Keith makes funny Keith-sounds. He sighs a lot. That’s how it is when you get older. We’re lucky no one passes wind. Check out a Marlins or Nationals broadcast — you’ll be running back to GKR faster than Usain Bolt.
Seems like a slight case of lèse-majesté to me.
Otherwise, what Seth said. Some years back you could only get the home team’s broadcast on MLB.tv, and I am still so scarred from the experience that to this day I want to punch the wholly disagreeable F.P. Santangelo through the eye of a needle.
With all this talk about Mets batting instructor Chili Davis’ supposed ineffectiveness and the team’s recent collective “anxiety,” WFAN’s Sal Licatta quipped, “that instead of Chili Davis, maybe the Mets should consult with Dr. Jennifer Melfi?”
Come to think of it, frequent NY Mets WFAN caller “Joe from Clark,” might want to make an appointment with the estimable Dr. Melfi in nearby Caldwell, NJ himself. I don’t want to say that Joe repeatedly complains about the Mets with so much angst and agita, but the late, great “Doris from Rego Park” and “John from Sandy Hook” would probably tell Joe to chill-out and have a Rheingold Beer or two to calm down.
Largely ignored when it happened, and totally ignored in all the reports I read today, is Dominic Smith’s complete butchering of a very catchable ball, resulting in a double which became the only run scored. In a nutshell — let alone the slumbering bats — it was THE REASON we lost last night.
Question to all my Met fan brethren out there: Can we truly expect to be a good ballclub — perhaps a club which can win it all (gasp!!) — with a first baseman playing left field most of the time? Or, if that isn’t problematic enough, how about the personification of a DH playing third base?

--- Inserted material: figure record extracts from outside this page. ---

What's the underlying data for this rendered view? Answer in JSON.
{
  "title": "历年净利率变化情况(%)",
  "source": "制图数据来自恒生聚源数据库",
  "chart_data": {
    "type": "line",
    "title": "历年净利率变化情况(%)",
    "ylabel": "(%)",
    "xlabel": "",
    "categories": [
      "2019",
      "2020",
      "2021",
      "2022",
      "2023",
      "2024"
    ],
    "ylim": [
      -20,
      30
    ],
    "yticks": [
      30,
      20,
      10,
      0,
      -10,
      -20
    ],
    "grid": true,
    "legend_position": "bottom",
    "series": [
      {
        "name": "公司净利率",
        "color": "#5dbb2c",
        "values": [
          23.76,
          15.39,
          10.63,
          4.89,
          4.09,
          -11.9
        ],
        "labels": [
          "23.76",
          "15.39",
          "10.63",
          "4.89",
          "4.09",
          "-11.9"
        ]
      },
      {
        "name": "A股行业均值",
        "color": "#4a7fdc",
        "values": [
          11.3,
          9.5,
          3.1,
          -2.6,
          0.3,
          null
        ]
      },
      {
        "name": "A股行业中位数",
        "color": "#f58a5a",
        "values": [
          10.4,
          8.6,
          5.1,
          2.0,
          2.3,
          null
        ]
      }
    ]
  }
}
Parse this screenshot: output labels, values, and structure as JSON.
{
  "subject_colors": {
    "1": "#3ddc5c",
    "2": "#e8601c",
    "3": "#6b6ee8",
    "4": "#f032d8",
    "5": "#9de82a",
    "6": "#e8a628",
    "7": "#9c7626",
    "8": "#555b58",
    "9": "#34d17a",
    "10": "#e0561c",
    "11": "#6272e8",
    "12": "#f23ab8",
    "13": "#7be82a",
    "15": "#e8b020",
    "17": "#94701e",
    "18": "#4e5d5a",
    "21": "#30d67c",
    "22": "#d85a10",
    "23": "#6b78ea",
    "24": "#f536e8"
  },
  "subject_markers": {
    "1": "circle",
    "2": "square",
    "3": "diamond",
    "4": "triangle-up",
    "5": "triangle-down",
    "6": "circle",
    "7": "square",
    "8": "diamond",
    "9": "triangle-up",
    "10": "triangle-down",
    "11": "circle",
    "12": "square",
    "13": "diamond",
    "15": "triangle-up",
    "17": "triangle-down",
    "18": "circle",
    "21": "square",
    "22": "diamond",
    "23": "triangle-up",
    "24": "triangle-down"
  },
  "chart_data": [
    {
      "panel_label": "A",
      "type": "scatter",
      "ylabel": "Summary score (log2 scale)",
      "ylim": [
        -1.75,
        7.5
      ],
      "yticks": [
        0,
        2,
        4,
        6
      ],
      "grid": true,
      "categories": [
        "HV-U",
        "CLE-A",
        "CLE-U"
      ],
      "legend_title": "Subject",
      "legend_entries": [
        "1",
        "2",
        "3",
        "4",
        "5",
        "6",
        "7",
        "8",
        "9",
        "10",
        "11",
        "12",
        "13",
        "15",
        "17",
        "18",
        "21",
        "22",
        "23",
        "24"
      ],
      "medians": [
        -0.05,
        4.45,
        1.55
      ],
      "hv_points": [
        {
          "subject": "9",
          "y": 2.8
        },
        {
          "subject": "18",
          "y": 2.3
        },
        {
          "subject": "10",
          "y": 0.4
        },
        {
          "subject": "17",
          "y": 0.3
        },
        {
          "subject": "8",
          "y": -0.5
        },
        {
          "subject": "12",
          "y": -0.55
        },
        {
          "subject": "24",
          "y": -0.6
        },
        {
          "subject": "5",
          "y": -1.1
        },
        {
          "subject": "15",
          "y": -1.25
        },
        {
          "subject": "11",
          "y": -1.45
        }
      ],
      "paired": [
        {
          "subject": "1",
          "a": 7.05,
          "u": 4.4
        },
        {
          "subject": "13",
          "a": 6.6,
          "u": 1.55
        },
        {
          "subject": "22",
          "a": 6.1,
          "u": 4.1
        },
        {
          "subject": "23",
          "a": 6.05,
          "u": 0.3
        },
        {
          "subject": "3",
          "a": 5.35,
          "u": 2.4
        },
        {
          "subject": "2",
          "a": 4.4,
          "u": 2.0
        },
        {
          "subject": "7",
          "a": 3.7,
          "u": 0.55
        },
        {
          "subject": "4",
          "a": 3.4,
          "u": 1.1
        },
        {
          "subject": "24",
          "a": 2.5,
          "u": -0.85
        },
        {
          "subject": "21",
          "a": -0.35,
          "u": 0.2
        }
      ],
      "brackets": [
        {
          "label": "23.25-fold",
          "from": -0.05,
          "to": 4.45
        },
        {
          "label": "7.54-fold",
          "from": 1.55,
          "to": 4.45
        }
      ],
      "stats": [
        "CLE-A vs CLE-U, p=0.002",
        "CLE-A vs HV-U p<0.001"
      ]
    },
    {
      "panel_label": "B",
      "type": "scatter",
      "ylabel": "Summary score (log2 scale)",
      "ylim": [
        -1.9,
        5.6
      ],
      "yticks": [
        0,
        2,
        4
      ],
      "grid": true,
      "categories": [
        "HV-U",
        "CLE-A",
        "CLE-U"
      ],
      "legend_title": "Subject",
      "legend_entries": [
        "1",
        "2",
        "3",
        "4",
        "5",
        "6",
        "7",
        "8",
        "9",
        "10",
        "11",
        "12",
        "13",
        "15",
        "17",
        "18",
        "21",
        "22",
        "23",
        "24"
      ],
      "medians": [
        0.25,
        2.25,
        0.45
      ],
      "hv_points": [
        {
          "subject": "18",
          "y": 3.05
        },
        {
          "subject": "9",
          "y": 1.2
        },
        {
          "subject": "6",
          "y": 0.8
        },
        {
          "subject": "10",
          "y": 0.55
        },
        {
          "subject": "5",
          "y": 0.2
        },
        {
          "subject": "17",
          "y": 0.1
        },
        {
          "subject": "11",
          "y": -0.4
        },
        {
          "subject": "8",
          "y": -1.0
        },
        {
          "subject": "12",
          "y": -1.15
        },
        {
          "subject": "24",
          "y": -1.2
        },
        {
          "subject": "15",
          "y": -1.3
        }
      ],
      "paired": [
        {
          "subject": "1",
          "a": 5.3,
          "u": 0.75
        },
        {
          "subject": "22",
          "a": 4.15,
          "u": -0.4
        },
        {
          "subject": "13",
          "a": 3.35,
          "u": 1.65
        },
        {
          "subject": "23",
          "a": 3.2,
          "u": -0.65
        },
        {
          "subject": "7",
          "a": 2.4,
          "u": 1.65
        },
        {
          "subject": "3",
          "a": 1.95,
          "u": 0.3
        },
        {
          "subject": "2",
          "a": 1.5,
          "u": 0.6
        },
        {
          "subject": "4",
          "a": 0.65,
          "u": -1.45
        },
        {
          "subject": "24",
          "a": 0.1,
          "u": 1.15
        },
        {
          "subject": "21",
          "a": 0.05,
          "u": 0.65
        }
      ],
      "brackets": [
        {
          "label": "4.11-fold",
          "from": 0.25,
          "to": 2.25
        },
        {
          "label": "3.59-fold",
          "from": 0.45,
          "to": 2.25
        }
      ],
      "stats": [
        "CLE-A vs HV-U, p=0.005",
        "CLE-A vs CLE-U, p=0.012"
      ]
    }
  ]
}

Speaking of Smith, that sliding, sort of backhand, sidehand catch he made later in the game was perhaps the shakiest catch of a soft hit liner to left I have probably ever seen!!
Sheeesh!!!
Yeah, I caught that (no pun intended). I am not a baseball player, but that looked like a ball that a pro outfielder should have handled.
The Mets right now remind me of the pre-Cespedes, Johnson, and Uribe trades, Conforto call-up, Wright comeback 2015 Mets: solid pitching, anemic hitting. Except the hitting is worse this time. This season so far, most every opposing starter has been Kershaw and most every Mets batter has been Mayberry batting clean-up.
It’s not just 19 games of futility. It’s 19 + the 60 games of the same futility last season with mostly the same players. That’s a decent-sized sample.
As for chronically wasting precious Cy-Grom starts with extraordinary displays of futility, that has a big sample size of 3+ seasons. It deserves the ire of Mets fans and the mockery of the baseball world.
I wonder if Smith, as an elite first baseman, would be better off in right field as far as reading and reacting to balls off the bat. McNeil has talked about being relatively comfortable in RF for that reason as a second baseman. Smith doesn’t have the arm for RF (or LF for that matter), so the Mets would need to compensate for that, but catching the ball is the priority.
Is “non-scoring nonsense” a double negative? :-)
I like Dom and JD, but they need to be traded to teams who can make better use of their talents, for players who fit our needs more closely. That’s how most teams make deals, and how the Mets (until recently) mostly haven’t.
Suggestion: hire a hitting coach who will teach them not to swing at low, outside sliders.
As one who remembers Keith Hernandez from his playing days, he can make Keith-sounds til the cows come home, for all I care. We owe him.